Shorten: new Speaker mustn’t be partisan

Labor has urged the Abbott government to pick a new speaker who doesn’t have “the same hyper partisanship” as Mrs Bishop, as Bill Shorten accused the veteran Liberal MP of making parliament a “laughing stock”.

The Opposition Leader threw his support behind the likes of Mr Scott and Dr Stone for the speaker role and said he hoped Mr Abbott didn’t impose his “captain’s pick” as he did with Mrs Bishop.

Former attorney-general Philip Ruddock has thrown his hat into the ring to become Speaker.

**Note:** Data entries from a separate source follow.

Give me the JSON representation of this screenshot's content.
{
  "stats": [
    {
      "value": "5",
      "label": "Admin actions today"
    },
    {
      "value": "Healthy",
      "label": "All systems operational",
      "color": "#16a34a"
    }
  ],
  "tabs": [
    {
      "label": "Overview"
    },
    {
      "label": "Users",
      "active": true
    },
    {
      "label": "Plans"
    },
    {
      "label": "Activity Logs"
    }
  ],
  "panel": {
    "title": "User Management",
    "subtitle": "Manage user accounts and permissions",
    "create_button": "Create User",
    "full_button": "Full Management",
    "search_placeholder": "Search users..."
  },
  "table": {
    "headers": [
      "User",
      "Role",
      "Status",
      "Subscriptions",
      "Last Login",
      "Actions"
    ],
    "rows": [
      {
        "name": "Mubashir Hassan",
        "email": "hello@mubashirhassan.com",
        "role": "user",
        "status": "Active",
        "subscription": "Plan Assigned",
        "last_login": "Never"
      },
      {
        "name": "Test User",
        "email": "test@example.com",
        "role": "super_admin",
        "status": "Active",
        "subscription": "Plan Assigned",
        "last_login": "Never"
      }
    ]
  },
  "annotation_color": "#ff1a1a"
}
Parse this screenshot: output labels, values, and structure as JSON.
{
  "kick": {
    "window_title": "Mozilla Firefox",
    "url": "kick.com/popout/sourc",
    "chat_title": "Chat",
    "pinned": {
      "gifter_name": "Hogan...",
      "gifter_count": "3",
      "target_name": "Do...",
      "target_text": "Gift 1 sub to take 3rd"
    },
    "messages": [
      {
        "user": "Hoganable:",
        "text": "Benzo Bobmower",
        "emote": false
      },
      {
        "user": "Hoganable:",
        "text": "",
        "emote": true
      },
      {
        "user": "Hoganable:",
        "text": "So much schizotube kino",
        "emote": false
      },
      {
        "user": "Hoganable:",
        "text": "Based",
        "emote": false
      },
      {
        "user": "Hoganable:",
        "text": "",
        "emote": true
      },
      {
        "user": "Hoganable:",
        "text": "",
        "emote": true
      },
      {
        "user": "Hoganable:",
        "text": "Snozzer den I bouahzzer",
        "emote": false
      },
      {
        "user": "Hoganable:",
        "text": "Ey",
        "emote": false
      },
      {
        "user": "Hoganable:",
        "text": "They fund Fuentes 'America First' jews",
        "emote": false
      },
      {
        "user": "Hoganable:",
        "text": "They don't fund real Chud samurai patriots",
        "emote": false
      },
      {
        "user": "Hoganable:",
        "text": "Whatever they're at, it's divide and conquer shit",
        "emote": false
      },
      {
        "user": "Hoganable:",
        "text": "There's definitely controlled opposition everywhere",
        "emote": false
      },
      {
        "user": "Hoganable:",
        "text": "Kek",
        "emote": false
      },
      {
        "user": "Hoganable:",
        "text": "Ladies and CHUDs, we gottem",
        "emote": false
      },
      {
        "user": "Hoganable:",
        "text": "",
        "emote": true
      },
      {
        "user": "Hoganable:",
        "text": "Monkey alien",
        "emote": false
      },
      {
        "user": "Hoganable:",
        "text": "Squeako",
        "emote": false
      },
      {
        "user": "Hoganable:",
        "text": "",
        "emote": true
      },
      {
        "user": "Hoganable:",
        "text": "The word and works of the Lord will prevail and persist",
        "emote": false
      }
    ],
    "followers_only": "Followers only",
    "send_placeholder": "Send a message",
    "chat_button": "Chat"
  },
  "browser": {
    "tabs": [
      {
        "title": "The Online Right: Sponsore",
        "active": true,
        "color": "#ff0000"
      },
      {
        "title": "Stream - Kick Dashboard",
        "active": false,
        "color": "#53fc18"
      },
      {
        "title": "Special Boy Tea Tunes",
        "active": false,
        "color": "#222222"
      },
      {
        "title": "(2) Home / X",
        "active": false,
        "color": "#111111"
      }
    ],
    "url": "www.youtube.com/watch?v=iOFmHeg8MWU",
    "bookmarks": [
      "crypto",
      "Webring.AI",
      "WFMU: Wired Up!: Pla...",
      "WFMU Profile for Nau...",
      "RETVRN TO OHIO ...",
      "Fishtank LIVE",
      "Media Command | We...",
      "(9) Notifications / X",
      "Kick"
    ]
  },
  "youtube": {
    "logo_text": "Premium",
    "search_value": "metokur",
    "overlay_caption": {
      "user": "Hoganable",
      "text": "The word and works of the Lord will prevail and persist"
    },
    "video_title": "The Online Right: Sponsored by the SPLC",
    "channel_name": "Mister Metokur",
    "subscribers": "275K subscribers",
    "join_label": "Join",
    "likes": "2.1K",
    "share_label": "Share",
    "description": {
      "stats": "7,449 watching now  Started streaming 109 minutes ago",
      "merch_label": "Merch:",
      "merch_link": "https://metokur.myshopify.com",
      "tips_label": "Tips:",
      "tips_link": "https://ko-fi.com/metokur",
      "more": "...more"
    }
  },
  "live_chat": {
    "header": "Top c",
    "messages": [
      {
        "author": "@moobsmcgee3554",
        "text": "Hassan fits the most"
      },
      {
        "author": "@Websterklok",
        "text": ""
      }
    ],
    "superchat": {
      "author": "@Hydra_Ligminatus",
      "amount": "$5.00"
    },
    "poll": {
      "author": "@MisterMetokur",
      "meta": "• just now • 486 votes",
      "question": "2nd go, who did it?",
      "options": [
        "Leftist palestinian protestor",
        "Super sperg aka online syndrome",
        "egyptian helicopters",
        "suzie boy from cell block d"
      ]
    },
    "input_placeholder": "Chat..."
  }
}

“If it’s Mr Scott or indeed if it’s Sharman Stone from the seat of Murray, they are both people who at least don’t have the same hyper partisanship which has really made the last 21 months of Mr Abbott’s government and the parliament such a laughing stock because of its very political nature,” Mr Shorten said.

“The test for a prospective speaker from the government should be: Are they willing to tell the government as well as the opposition when they’re wrong? Bronwyn Bishop failed that test for 21 months.

“She was running a protection racket essentially for the government, question time became a joke, there never was any chance that Labor could ever get a question answered by a government minister, when you had Bronwyn Bishop in the chair ruling out our questions, ruling out our point of orders even before we’d made them.”

Mr Shorten said Labor would work with the government on the entitlements review, which he hoped would look at suggestions made in the past that hadn’t been introduced.

“To make sure that the simple test is followed, that people should be claiming their work related expenses. Nothing more, nothing less,” he said. “Common sense should be the rule.”

Earlier he told 3AW radio that Mrs Bishop’s use of travel expenses didn’t necessarily require a “rule change” but a “different mode of behaviour”.

“I believe that the team I lead is not addicted to the sort of extravagance that we’ve seen from Mrs Bishop,” he said.

When it was put to him that shadow attorney-general Mark Dreyfus — who in 2013 paid back $400 claimed while he was away on a skiing trip — was an example of Mrs Bishop’s extravagant behaviour, Mr Shorten said no one was comparing their conduct.